Note that this starfish species cannot squeeze itself into tight crevices and corners as a brittle star can, so you will need to make sure that plenty of food is available out in the open.
As previously mentioned, these starfish are not suited to life in a reef tank, as they will predate on some of the species that inhabit such setups.
Avoid predatory fish such as puffers and triggerfish that could harass and potentially make a meal out of your pet starfish!

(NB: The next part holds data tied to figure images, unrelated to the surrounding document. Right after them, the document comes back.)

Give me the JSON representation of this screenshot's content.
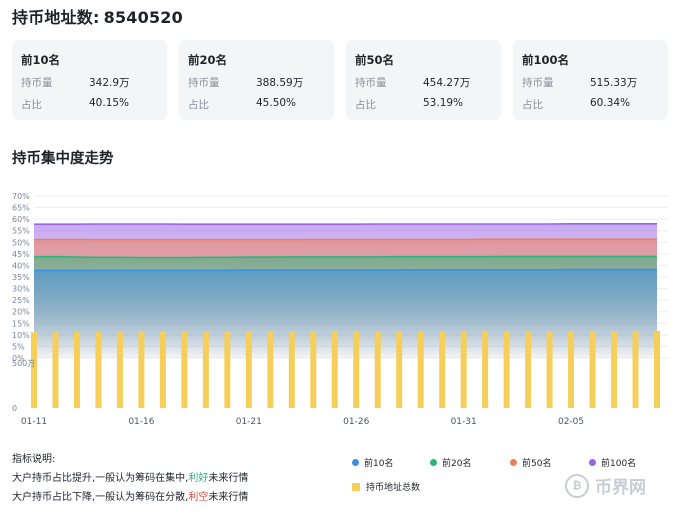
{
  "header": {
    "title": "持币地址数:",
    "count": "8540520"
  },
  "cards": [
    {
      "title": "前10名",
      "holding_label": "持币量",
      "holding": "342.9万",
      "ratio_label": "占比",
      "ratio": "40.15%"
    },
    {
      "title": "前20名",
      "holding_label": "持币量",
      "holding": "388.59万",
      "ratio_label": "占比",
      "ratio": "45.50%"
    },
    {
      "title": "前50名",
      "holding_label": "持币量",
      "holding": "454.27万",
      "ratio_label": "占比",
      "ratio": "53.19%"
    },
    {
      "title": "前100名",
      "holding_label": "持币量",
      "holding": "515.33万",
      "ratio_label": "占比",
      "ratio": "60.34%"
    }
  ],
  "section_title": "持币集中度走势",
  "notes": {
    "heading": "指标说明:",
    "line1_prefix": "大户持币占比提升,一般认为筹码在集中,",
    "line1_highlight": "利好",
    "line1_suffix": "未来行情",
    "line2_prefix": "大户持币占比下降,一般认为筹码在分散,",
    "line2_highlight": "利空",
    "line2_suffix": "未来行情"
  },
  "watermark": {
    "text": "币界网"
  },
  "colors": {
    "top10": "#3b8fe6",
    "top20": "#2fb57a",
    "top50": "#ef7f57",
    "top100": "#9a63e6",
    "bar": "#f6cf5b"
  },
  "chart_data": [
    {
      "type": "area",
      "x_tick_labels": [
        "01-11",
        "01-16",
        "01-21",
        "01-26",
        "01-31",
        "02-05"
      ],
      "y_tick_labels": [
        "0%",
        "5%",
        "10%",
        "15%",
        "20%",
        "25%",
        "30%",
        "35%",
        "40%",
        "45%",
        "50%",
        "55%",
        "60%",
        "65%",
        "70%"
      ],
      "ylim": [
        0,
        70
      ],
      "grid": true,
      "legend_position": "bottom-right",
      "series": [
        {
          "name": "前10名",
          "values": [
            37.8,
            37.8,
            37.8,
            37.9,
            37.9,
            37.9,
            37.9,
            37.9,
            37.9,
            37.9,
            38.0,
            38.0,
            38.0,
            38.0,
            38.0,
            38.0,
            38.0,
            38.0,
            38.1,
            38.1,
            38.1,
            38.1,
            38.1,
            38.1,
            38.1,
            38.2,
            38.2,
            38.2,
            38.2,
            38.2
          ]
        },
        {
          "name": "前20名",
          "values": [
            43.8,
            43.8,
            43.6,
            43.5,
            43.5,
            43.4,
            43.4,
            43.4,
            43.5,
            43.5,
            43.6,
            43.6,
            43.7,
            43.7,
            43.7,
            43.7,
            43.7,
            43.8,
            43.8,
            43.8,
            43.8,
            43.8,
            43.9,
            43.9,
            43.9,
            43.9,
            43.9,
            43.9,
            43.9,
            43.9
          ]
        },
        {
          "name": "前50名",
          "values": [
            51.2,
            51.2,
            51.2,
            51.1,
            51.1,
            51.1,
            51.1,
            51.1,
            51.1,
            51.1,
            51.1,
            51.1,
            51.1,
            51.2,
            51.2,
            51.2,
            51.2,
            51.2,
            51.2,
            51.2,
            51.2,
            51.3,
            51.3,
            51.3,
            51.3,
            51.3,
            51.3,
            51.3,
            51.3,
            51.3
          ]
        },
        {
          "name": "前100名",
          "values": [
            57.8,
            57.8,
            57.8,
            57.9,
            57.9,
            57.9,
            57.9,
            57.8,
            57.8,
            57.8,
            57.8,
            57.8,
            57.8,
            57.8,
            57.8,
            57.8,
            57.9,
            57.9,
            57.9,
            57.9,
            57.9,
            57.9,
            57.9,
            57.9,
            57.9,
            58.0,
            58.0,
            58.0,
            58.0,
            58.0
          ]
        }
      ]
    },
    {
      "type": "bar",
      "y_tick_labels": [
        "0",
        "500万"
      ],
      "ylim": [
        0,
        5100000
      ],
      "series": [
        {
          "name": "持币地址总数",
          "values": [
            8400000,
            8405000,
            8410000,
            8414000,
            8418000,
            8422000,
            8426000,
            8430000,
            8434000,
            8438000,
            8442000,
            8446000,
            8450000,
            8454000,
            8458000,
            8462000,
            8466000,
            8470000,
            8474000,
            8478000,
            8482000,
            8486000,
            8490000,
            8494000,
            8498000,
            8502000,
            8506000,
            8515000,
            8528000,
            8540520
          ]
        }
      ]
    }
  ]
}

The same goes for hermit crabs and other species of very large crabs.
The Chocolate Chip sea star is quite readily available in specialist fish stores that sell marines, and you can usually get your hands on one for under $20 for a large specimen. Smaller specimens are available for a little less.
If you can’t find a Chocolate sea star locally, you may get one online, although the cost will be more because you’ll need to factor in shipping fees.
Most of the starfish that are offered for sale are wild-caught juveniles. As a general rule of thumb, the larger the starfish, the older it is.
In the wild environment, Chocolate Chip starfish spawn in deep water, and the even generally takes place at a full moon, when the water temperature and salinity are increased. Although natural spawning has been reported in the aquarium, breeding the sea star in the home aquarium is not usually successful.
Also, it’s impossible to tell the sex of the animals without dissection, making it impossible to tell if you have an equal mixture of sexes.
In this part of our guide, we address a few of the most commonly asked questions about the Chocolate Chip starfish.
Q: Are Chocolate Chip starfish poisonous?
A: No. Chocolate Chip starfish are not poisonous, although they shouldn’t be handled necessarily as that would cause the animal a considerable amount of stress.
Q: What do you feed a Chocolate Chip starfish?
A: Captive Chocolate sea stars feed on shrimp, squid, and chopped clams.
Q: How long does a Chocolate Chip starfish live?
A: The life expectancy of the Chocolate Chip starfish is up to 20 years, although the average lifespan of captive specimens is dependent on the correct conditions and diet.
Q: Are Chocolate Chip starfish reef-safe?
A: No. These animals are not considered to be reef-safe, as they will eat soft corals, tubeworms, sponges, other smaller starfish, and clams.
The Chocolate Chip starfish makes a spectacular and unusual addition to any marine tank, although they are not reef-safe.
Provided that you give your starfish the correct water parameters and feed it an appropriate diet, your cute and unusual pet could reward you with up to 20 years of enjoyment.